Радист включил станцию и взглянул на часы. Хронометр показывал два часа одиннадцать минут по московскому времени. Радист слегка усилил громкость приема и начал медленно поворачивать ручку микронастройки приемника. И сразу же стали слышны голоса Земли.

Обрывки музыки, неоконченные разговоры, сотни спешных радиограмм, тысячи позывных летели над темной водой Баренцева моря. В пластмассовых кружочках наушников, перебивая друг друга, пищали слова, составленные из точек и тире.

Радист еще немного усилил громкость приема и прислушался.

– СТ21К… СТ21К… – пело в наушниках тонким комариным голосом.
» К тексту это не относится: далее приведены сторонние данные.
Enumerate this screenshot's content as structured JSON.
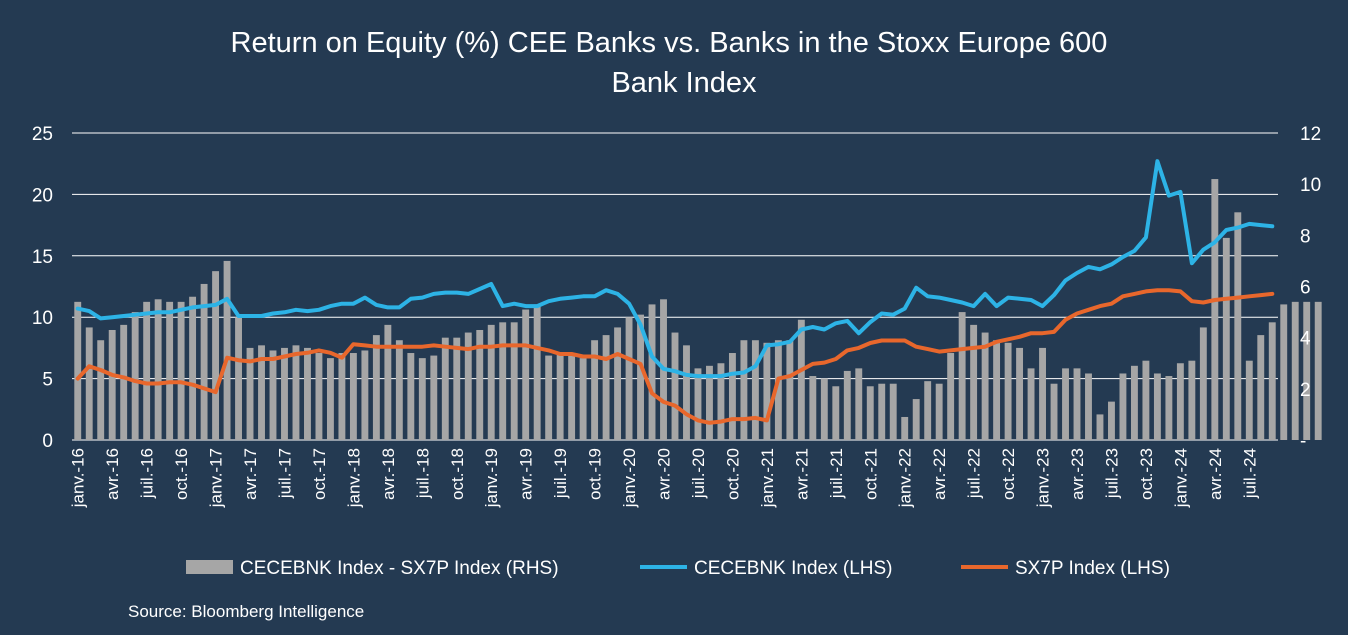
{
  "chart_data": {
    "type": "bar",
    "title_lines": [
      "Return on Equity (%) CEE Banks vs. Banks in the Stoxx Europe 600",
      "Bank Index"
    ],
    "source": "Source: Bloomberg Intelligence",
    "start": "2016-01",
    "months": 105,
    "left_axis": {
      "min": 0,
      "max": 25,
      "ticks": [
        "0",
        "5",
        "10",
        "15",
        "20",
        "25"
      ],
      "tick_values": [
        0,
        5,
        10,
        15,
        20,
        25
      ]
    },
    "right_axis": {
      "min": 0,
      "max": 12,
      "ticks": [
        "-",
        "2",
        "4",
        "6",
        "8",
        "10",
        "12"
      ],
      "tick_values": [
        0,
        2,
        4,
        6,
        8,
        10,
        12
      ]
    },
    "grid": true,
    "legend_position": "bottom",
    "x_tick_labels": [
      "janv.-16",
      "avr.-16",
      "juil.-16",
      "oct.-16",
      "janv.-17",
      "avr.-17",
      "juil.-17",
      "oct.-17",
      "janv.-18",
      "avr.-18",
      "juil.-18",
      "oct.-18",
      "janv.-19",
      "avr.-19",
      "juil.-19",
      "oct.-19",
      "janv.-20",
      "avr.-20",
      "juil.-20",
      "oct.-20",
      "janv.-21",
      "avr.-21",
      "juil.-21",
      "oct.-21",
      "janv.-22",
      "avr.-22",
      "juil.-22",
      "oct.-22",
      "janv.-23",
      "avr.-23",
      "juil.-23",
      "oct.-23",
      "janv.-24",
      "avr.-24",
      "juil.-24"
    ],
    "x_tick_every": 3,
    "series": [
      {
        "name": "CECEBNK Index - SX7P Index (RHS)",
        "type": "bar",
        "axis": "right",
        "color": "#a6a6a6",
        "values": [
          5.4,
          4.4,
          3.9,
          4.3,
          4.5,
          5.0,
          5.4,
          5.5,
          5.4,
          5.4,
          5.6,
          6.1,
          6.6,
          7.0,
          4.8,
          3.6,
          3.7,
          3.5,
          3.6,
          3.7,
          3.6,
          3.4,
          3.2,
          3.4,
          3.4,
          3.5,
          4.1,
          4.5,
          3.9,
          3.4,
          3.2,
          3.3,
          4.0,
          4.0,
          4.2,
          4.3,
          4.5,
          4.6,
          4.6,
          5.1,
          5.3,
          3.3,
          3.4,
          3.3,
          3.2,
          3.9,
          4.1,
          4.4,
          4.8,
          4.9,
          5.3,
          5.5,
          4.2,
          3.7,
          2.8,
          2.9,
          3.0,
          3.4,
          3.9,
          3.9,
          3.8,
          3.9,
          3.9,
          4.7,
          2.5,
          2.4,
          2.1,
          2.7,
          2.8,
          2.1,
          2.2,
          2.2,
          0.9,
          1.6,
          2.3,
          2.2,
          3.4,
          5.0,
          4.5,
          4.2,
          3.9,
          3.8,
          3.6,
          2.8,
          3.6,
          2.2,
          2.8,
          2.8,
          2.6,
          1.0,
          1.5,
          2.6,
          2.9,
          3.1,
          2.6,
          2.5,
          3.0,
          3.1,
          4.4,
          10.2,
          7.9,
          8.9,
          3.1,
          4.1,
          4.6,
          5.3,
          5.4,
          5.4,
          5.4
        ]
      },
      {
        "name": "CECEBNK Index (LHS)",
        "type": "line",
        "axis": "left",
        "color": "#2db3e6",
        "values": [
          10.7,
          10.5,
          9.9,
          10.0,
          10.1,
          10.2,
          10.3,
          10.4,
          10.4,
          10.6,
          10.8,
          10.9,
          11.0,
          11.5,
          10.1,
          10.1,
          10.1,
          10.3,
          10.4,
          10.6,
          10.5,
          10.6,
          10.9,
          11.1,
          11.1,
          11.6,
          11.0,
          10.8,
          10.8,
          11.5,
          11.6,
          11.9,
          12.0,
          12.0,
          11.9,
          12.3,
          12.7,
          10.9,
          11.1,
          10.9,
          10.9,
          11.3,
          11.5,
          11.6,
          11.7,
          11.7,
          12.2,
          11.9,
          11.1,
          9.4,
          6.8,
          5.8,
          5.6,
          5.3,
          5.2,
          5.2,
          5.2,
          5.4,
          5.5,
          6.0,
          7.7,
          7.8,
          8.0,
          9.0,
          9.2,
          9.0,
          9.5,
          9.7,
          8.7,
          9.6,
          10.3,
          10.2,
          10.7,
          12.4,
          11.7,
          11.6,
          11.4,
          11.2,
          10.9,
          11.9,
          10.9,
          11.6,
          11.5,
          11.4,
          10.9,
          11.8,
          13.0,
          13.6,
          14.1,
          13.9,
          14.3,
          14.9,
          15.4,
          16.5,
          22.7,
          19.9,
          20.2,
          14.4,
          15.5,
          16.1,
          17.1,
          17.3,
          17.6,
          17.5,
          17.4
        ]
      },
      {
        "name": "SX7P Index (LHS)",
        "type": "line",
        "axis": "left",
        "color": "#e8672c",
        "values": [
          5.0,
          6.0,
          5.7,
          5.3,
          5.1,
          4.8,
          4.6,
          4.6,
          4.7,
          4.7,
          4.5,
          4.2,
          3.9,
          6.7,
          6.5,
          6.4,
          6.6,
          6.6,
          6.8,
          7.0,
          7.1,
          7.3,
          7.1,
          6.7,
          7.8,
          7.7,
          7.6,
          7.6,
          7.6,
          7.6,
          7.6,
          7.7,
          7.6,
          7.5,
          7.4,
          7.6,
          7.6,
          7.7,
          7.7,
          7.7,
          7.5,
          7.3,
          7.0,
          7.0,
          6.8,
          6.8,
          6.6,
          7.0,
          6.6,
          6.2,
          3.8,
          3.1,
          2.8,
          2.1,
          1.6,
          1.4,
          1.5,
          1.7,
          1.7,
          1.8,
          1.6,
          5.0,
          5.2,
          5.7,
          6.2,
          6.3,
          6.6,
          7.3,
          7.5,
          7.9,
          8.1,
          8.1,
          8.1,
          7.6,
          7.4,
          7.2,
          7.3,
          7.4,
          7.5,
          7.6,
          8.0,
          8.2,
          8.4,
          8.7,
          8.7,
          8.8,
          9.8,
          10.3,
          10.6,
          10.9,
          11.1,
          11.7,
          11.9,
          12.1,
          12.2,
          12.2,
          12.1,
          11.3,
          11.2,
          11.4,
          11.5,
          11.6,
          11.7,
          11.8,
          11.9
        ]
      }
    ]
  }
}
«Опять этот радиолюбитель из Танжера вышел в эфир. Интересно, с кем он сегодня познакомится? – подумал радист. – Эх, взяться бы сейчас самому за телеграфный ключ да поболтать с кем‑нибудь. Спросить, какая у них погода, что за фильмы идут в кино… Жаль, что нельзя вести любительские разговоры при помощи корабельной радиостанции. Сиди, слушай, не мешай другим… Ты на вахте, а они отдыхают. Знакомятся, делятся новостями, после удачной связи посылают друг другу красивые карточки – QSL с видами городов, верблюжьих караванов в желтых песках и белых самолетов над зелеными островами. От карточек пахнет добротной типографской краской и дальними странами, и при взгляде на них кажется, будто во всем мире гремит яркий, нескончаемый праздник…»

– СТ21К… СТ21К… – продолжает выстукивать танжерец.

И вот наконец в тонкий комариный звон врывается басовитое гуденье шмеля:

– СТ21К, СТ21К, я – УА1АЗ. Слышу вас хорошо. Три балла. Готовы ли вы к приему?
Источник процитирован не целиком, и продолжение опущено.